When purchasing property, mortgage terms can greatly impact the price of the investment. Using a mortgage broker can help you save money by helping you find favourable interest rates and conditions. (Contact us for our recommended partners)
In Spain, you need to add on taxes such as IBI, Basura, non-resident income tax, irpf (as mentioned in a previous article). We strongly recommend you consult with a reliable accountant/gestor before calculating your own ROI on Spanish rental property. (NOTE: Our bespoke property finder service includes this consultation as part of the initial research process).
If you buy a property outright, calculating its ROI is fairly straightforward.
Calculating the ROI on Spanish Rental Property: Cash Purchase
Here is an example of a rental property purchased with cash:
- You pay €100,000 in cash for the buy to let property.
- The purchase costs are €12,000 bringing your total investment to €112,000 for the property.
- You collect €500 in rent every month.
12 months later:
- You earned €6,000 in rental income for that year.
- However, there were expenses including the nonresident tax, property taxes, and insurances totaling €600 for the year or €50 per month. *(NOTE: there are many expenses that can be deducted to improve your annual rental income figure, check this with your gestor/accountant)
- Your annual return is €5,400 for the year (€6,000 – €600).
To calculate the property’s ROI:
- Divide the annual return (€5,400) by the amount of the total investment or €112,000.
- ROI = €5,400 ÷ €112,000 = 0.048 or 4.8%.
- Your ROI is 4.8%.
Calculating the ROI on Spanish Rental Property: Purchase with Mortgage
Calculating the ROI on financed transactions is a little more complicated.
For example, you purchased the same €100,000 rental property as above, but instead of paying cash, you took out a mortgage.
- The down payment needed for the mortgage was 40% of the purchase price or €40,000 (€100,000 sales price x 40%).
- Total purchase costs are higher (14%) due to the mortgage, totalling €14,000.
- Your total purchase costs are €54,000 (€40,000 + €14,000).
Plus, there are ongoing costs associated with the mortgage.
- Let’s assume you took out a 25-year loan with a fixed 2.5% interest rate.

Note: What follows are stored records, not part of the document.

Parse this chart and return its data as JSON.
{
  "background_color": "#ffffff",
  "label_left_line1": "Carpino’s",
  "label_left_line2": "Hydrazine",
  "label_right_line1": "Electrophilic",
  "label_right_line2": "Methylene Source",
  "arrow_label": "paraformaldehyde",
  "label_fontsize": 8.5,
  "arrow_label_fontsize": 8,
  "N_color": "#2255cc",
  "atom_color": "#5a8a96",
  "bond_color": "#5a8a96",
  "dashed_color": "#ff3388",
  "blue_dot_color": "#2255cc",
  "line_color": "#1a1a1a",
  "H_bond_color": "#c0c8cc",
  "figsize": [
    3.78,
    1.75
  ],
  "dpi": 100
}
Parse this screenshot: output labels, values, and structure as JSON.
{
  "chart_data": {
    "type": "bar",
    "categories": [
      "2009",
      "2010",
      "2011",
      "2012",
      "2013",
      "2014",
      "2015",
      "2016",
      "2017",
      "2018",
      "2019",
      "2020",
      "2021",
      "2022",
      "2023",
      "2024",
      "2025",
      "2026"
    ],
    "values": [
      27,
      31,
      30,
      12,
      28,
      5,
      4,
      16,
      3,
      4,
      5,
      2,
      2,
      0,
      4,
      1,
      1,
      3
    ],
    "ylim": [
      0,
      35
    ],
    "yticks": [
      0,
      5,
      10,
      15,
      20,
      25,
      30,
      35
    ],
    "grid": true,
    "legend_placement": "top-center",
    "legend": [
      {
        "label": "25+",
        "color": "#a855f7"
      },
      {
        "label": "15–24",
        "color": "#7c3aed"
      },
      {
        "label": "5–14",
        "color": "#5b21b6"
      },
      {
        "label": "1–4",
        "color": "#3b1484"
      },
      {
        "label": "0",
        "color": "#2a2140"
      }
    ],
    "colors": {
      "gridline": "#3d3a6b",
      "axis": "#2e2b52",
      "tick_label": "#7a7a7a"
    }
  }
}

On the borrowed €60,000 (€100,000 sales price minus the €40,000 down payment), the monthly principal and interest payment would be €269.17.
- Rental income of €500 per month for a total of €6,000 for the year.
- Your monthly cash flow was of €230.83 monthly (€500 rent – €269.17 mortgage payment).
Over 12 months:
- You earn €6,000 in rental income for the year, at €500 per month.
- Annual adhoc costs of €600 based at €50 per month
- Your annual return is €2169.96 (€230.83 x 12 months).
To calculate the property’s ROI:
- Divide the annual return by your original purchase expenses (the deposit payment of €40,000, plus purchasing costs of €14,000) to determine the ROI.
- ROI: €2169.96 ÷ €54,000 = 0.0502.
- Your ROI is 5.02%.
So there you have our introduction to how to calculate ROI on Spanish rental property. In our introductory examples, for ease of comprehension, we focused solely on long-term rentals. There are many more methods and calculations should you wish to delve deeper. This article may be of interest: “How to Value a Real Estate Investment Property.”
From these simple calculations, you can see that ROI differs depending on whether the property is financed via a mortgage or paid for in cash. In general, the less cash paid upfront as a down payment on the property, the larger the mortgage loan balance, and the greater your ROI. Conversely, the more cash paid upfront and the less you borrow, the lower your ROI, since your initial cost would be higher. In other words, taking out a mortgage allows you to boost your ROI in the short term since your initial costs are lower.